Être heureux avec Spinoza
- Sandie Carissan
- 9 oct. 2024
- 5 min de lecture
Dernière mise à jour : 17 oct. 2024

Dans Être heureux avec Spinoza, Balthasar Thomass nous invite à découvrir la philosophie de Spinoza non seulement comme une théorie intellectuelle, mais surtout comme un outil pratique pour mieux vivre. Ce livre cherche à montrer comment la pensée de Spinoza peut transformer notre manière de comprendre nos émotions, d’affronter les difficultés et de trouver la joie malgré les aléas de l'existence.
Après S’affirmer avec Nietzsche, j’ai voulu découvrir un autre livre de Balthasar Thomass, et ce fut ma rencontre avec Spinoza, qui est devenue ma plus belle découverte philosophique !
I. Les symptômes et le diagnostic : La jungle affective
Dès le début du livre, Thomass explore ce qui cause notre mal-être. Selon Spinoza, les humains sont avant tout des êtres de désirs et d’émotions. La clé pour comprendre notre bonheur (ou notre malheur) réside donc dans la manière dont nous gérons nos émotions, appelées aussi affects. Ces affects façonnent notre vie bien plus que notre raison, et c'est par eux que nous réagissons au monde qui nous entoure.

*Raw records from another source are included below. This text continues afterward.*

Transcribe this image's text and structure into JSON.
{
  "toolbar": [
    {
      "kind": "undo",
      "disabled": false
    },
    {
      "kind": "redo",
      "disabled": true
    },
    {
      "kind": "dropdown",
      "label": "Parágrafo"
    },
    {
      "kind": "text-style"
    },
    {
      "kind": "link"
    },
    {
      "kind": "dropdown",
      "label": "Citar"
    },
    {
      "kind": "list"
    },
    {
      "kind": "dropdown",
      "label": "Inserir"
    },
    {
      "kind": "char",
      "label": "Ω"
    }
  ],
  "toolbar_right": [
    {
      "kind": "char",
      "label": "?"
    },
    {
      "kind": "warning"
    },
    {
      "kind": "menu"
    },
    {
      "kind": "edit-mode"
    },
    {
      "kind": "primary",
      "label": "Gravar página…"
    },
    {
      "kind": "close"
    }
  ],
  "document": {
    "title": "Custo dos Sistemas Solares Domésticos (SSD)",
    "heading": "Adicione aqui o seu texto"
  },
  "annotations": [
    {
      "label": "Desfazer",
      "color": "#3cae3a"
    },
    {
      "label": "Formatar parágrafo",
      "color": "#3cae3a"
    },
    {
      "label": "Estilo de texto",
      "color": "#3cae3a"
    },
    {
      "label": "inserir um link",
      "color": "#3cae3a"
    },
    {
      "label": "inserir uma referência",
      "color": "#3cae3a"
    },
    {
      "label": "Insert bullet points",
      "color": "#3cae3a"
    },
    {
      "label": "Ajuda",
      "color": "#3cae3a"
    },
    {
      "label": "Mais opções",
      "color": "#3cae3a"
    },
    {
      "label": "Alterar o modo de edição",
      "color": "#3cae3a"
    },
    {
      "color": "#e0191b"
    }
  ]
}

Spinoza explique que nos émotions fluctuent constamment. Quand notre énergie vitale augmente, nous ressentons de la joie. À l'inverse, lorsque cette énergie diminue, nous sommes submergés par la tristesse. Thomass souligne que cette fluctuation d’énergie est incontrôlable et qu’il est difficile pour nous de gérer ces va-et-vient émotionnels. Nous sommes souvent perdus dans cette "jungle affective", cherchant à comprendre pourquoi nous ressentons ce que nous ressentons.
L'amour et le désir : Forces motrices de notre vie
Spinoza définit l’amour comme une joie accompagnée de l’idée d’une cause extérieure, c'est-à-dire qu’on attribue cette joie à quelqu’un ou à quelque chose. Ainsi, aimer quelqu’un, c’est croire que cette personne est la source de notre bonheur. Pourtant, cet amour est souvent mal orienté. Nous avons tendance à croire que notre bonheur dépend d’autrui, alors que, selon Spinoza, cette croyance nous fait souvent souffrir, car elle est basée sur une idée fausse.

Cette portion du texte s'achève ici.